Si quelques opérations-escargot pourraient perturber le trafic automobile, l'objectif de la mobilisation n'est pas de "bloquer" ou "d'ennuyer" les Français, mais de faire passer le message selon lequel l'agriculture vit aujourd'hui "une situation d'urgence, dramatique dans certains endroits", a souligné dimanche le président de la FNSEA Arnaud Rousseau sur BFMTV.

"Si d'autres ont d'autres modes d'action, veulent utiliser la violence ou, comme je l'ai entendu, veulent […] affamer Toulouse, ça n'est pas notre mode d'action", a souligné Arnaud Rousseau, en référence aux appels de certains responsables de la Coordination rurale (deuxième syndicat agricole) qui ont proposé ces derniers jours d'"encercler" ou d'"affamer" certaines métropoles.

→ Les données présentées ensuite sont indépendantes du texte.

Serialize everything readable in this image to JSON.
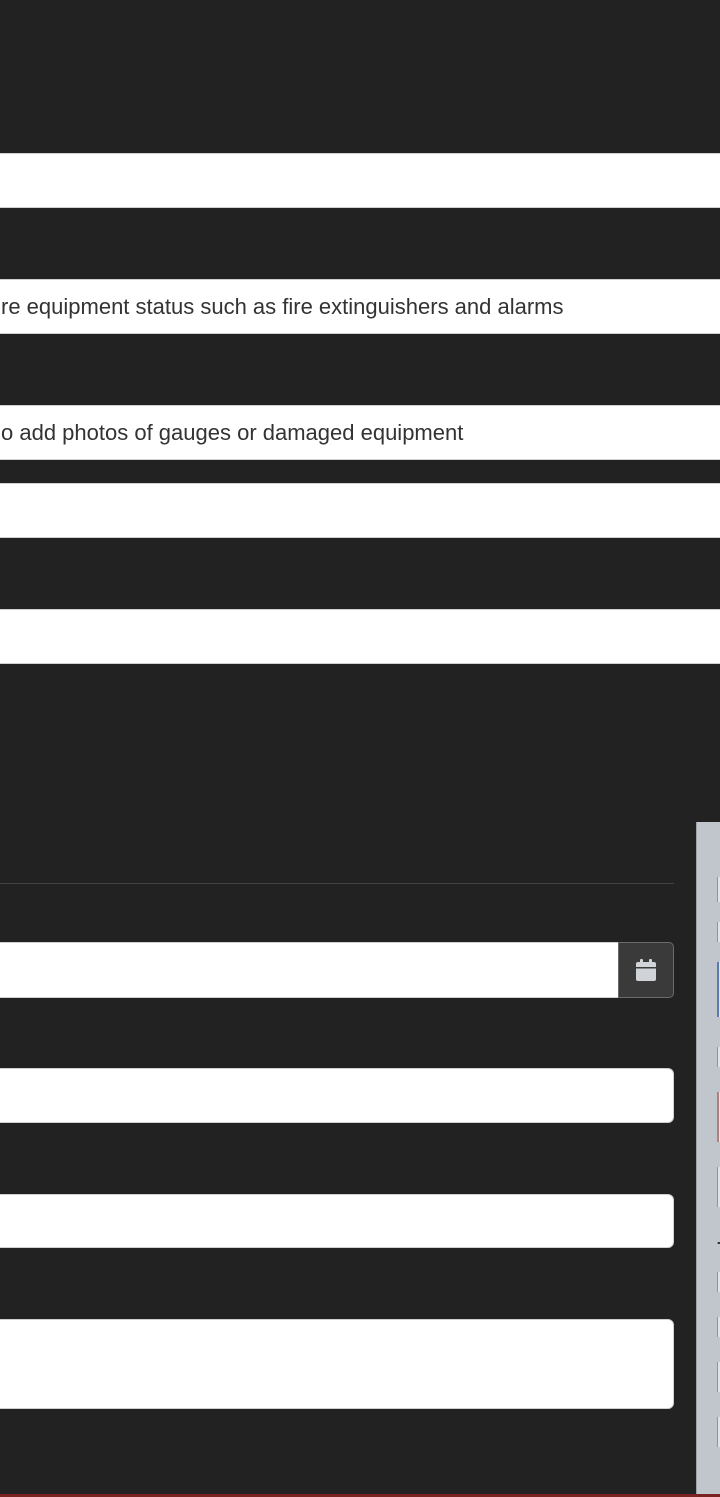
{
  "form": {
    "fields": [
      {
        "value": ""
      },
      {
        "value": "re equipment status such as fire extinguishers and alarms"
      },
      {
        "value": "o add photos of gauges or damaged equipment"
      },
      {
        "value": ""
      },
      {
        "value": ""
      }
    ]
  },
  "lower_form": {
    "date_value": "",
    "field_a": "",
    "field_b": "",
    "notes": ""
  },
  "icons": {
    "calendar": "calendar-icon"
  },
  "colors": {
    "background": "#222222",
    "field": "#ffffff",
    "calendar_button": "#3a3a3a",
    "side_panel": "#c0c6cc",
    "bottom_accent": "#7a2222"
  }
}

La Coordination rurale a choisi d'attendre la tenue de son congrès (mardi et mercredi) pour amplifier sa mobilisation. Le syndicat promet "une révolte agricole" avec un "blocage du fret alimentaire" dès mercredi dans le sud-ouest si "aucune avancée" n'est constatée sur le dossier du Mercosur.

Opposée depuis 25 ans aux traités de libre-échange, la Confédération paysanne, troisième force syndicale, a participé à des rassemblements anti-Mercosur à Bruxelles ou en Aveyron, manifestant symboliquement devant le restaurant McDonald's de Millau que ses militants avaient démonté en 1999.

Cette semaine, la Confédération prévoit d'autres actions pacifiques pour défendre le revenu des paysans, l'accès au foncier, mais aussi réclamer un soutien à la transition agro-écologique, contre la logique des syndicats majoritaires qui réclament moins de contraintes environnementales et plus de stockage d'eau.